E o sol der a sua luz ao mundo,

Onde quer que eu viva, com fama e glória,

Cantarei teu nome em boa memória.



1- Eolo: deus dos ventos.

2 - Pólo: neste contexto, o Mundo.



Isto dizendo, os barcos vão remando

Pera a frota, que o Mouro ver deseja;

Vão as naus üa e üa rodeando,

Por que de todas tudo note e veja.

Mas pera o Céu Vulcano fuzilando,

A frota co as bombardas o festeja

E as trombetas canoras lhe tangiam;

Cos anafis os Mouros respondiam.



106o Enquanto falam, os barcos vão rumando

Para a frota, que o mouro tanto deseja

Ver; e, uma a uma, as naus vão rodeando,

Para que ele a todas conheça e veja.

Os canhões de Vulcano (1) vão disparando

Para o alto; e assim, a frota, ao rei festeja.

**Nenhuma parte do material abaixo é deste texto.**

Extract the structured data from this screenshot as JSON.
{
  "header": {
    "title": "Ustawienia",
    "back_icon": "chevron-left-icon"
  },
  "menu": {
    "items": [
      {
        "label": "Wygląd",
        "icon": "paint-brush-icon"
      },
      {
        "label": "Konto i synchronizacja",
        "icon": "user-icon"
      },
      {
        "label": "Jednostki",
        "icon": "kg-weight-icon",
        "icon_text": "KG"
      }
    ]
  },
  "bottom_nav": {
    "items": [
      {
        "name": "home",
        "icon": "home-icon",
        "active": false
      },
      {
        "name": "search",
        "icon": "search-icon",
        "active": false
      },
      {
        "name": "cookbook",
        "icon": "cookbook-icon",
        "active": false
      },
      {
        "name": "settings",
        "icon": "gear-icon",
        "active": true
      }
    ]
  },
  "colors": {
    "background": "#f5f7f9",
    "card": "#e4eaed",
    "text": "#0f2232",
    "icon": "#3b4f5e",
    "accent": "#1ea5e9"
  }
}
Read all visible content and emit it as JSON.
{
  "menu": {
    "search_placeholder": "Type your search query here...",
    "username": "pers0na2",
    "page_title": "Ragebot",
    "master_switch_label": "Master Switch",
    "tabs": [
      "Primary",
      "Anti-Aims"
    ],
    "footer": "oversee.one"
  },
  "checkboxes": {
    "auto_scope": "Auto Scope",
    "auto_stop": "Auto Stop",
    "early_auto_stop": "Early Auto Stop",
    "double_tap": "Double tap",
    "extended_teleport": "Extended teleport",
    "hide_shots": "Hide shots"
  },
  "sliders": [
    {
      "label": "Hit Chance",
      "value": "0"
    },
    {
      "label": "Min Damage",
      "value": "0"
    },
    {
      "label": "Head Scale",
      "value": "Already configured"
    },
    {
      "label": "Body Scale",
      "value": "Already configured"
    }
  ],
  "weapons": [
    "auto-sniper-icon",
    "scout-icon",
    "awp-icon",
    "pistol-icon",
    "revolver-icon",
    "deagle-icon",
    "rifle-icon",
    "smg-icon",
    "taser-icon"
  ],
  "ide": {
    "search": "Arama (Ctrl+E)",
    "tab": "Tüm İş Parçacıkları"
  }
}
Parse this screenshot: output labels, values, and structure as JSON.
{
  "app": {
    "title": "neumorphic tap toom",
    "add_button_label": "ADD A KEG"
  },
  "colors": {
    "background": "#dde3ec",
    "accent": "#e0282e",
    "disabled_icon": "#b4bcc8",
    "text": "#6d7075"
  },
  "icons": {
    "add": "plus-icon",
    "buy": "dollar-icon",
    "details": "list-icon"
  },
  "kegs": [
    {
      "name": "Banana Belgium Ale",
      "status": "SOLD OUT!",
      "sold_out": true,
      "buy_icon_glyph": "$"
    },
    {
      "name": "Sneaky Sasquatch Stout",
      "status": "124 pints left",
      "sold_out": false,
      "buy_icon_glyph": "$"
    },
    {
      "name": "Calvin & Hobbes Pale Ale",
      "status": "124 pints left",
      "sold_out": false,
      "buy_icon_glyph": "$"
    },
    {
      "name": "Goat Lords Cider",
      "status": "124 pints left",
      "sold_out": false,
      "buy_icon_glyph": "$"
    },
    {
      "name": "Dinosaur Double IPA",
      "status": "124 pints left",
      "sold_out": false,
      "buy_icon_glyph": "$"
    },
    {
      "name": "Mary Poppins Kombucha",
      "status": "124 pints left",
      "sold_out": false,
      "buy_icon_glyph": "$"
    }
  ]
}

Sonoras trombetas os lusos vão tocando;

E os mouros, os seus anafis (2) vão ecoando.



1- Vulcano: o deus do fogo.

2- Anafis: instrumento de sopro dos mouros.



Mas, despois de ser tudo já notado

Do generoso Mouro, que pasmava

Ouvindo o instrumento inusitado,

Que tamanho terror em si mostrava,

Mandava estar quieto e ancorado

N'água o batel ligeiro que os levava,

Por falar de vagar co forte Gama

Nas cousas de que tem notícia e fama.



107o Depois de tudo ter sido observado

Pelo generoso rei Mouro, que se assustava

Com os canhões, som que lhe era inusitado,

E que tanto terror, por si próprio, causava,

O rei ordena que fique quieto e ancorado

O ligeiro bote que os levava,

Pois queria, calmamente, falar com o Gama

Sobre as coisas que dele sabe por sua fama.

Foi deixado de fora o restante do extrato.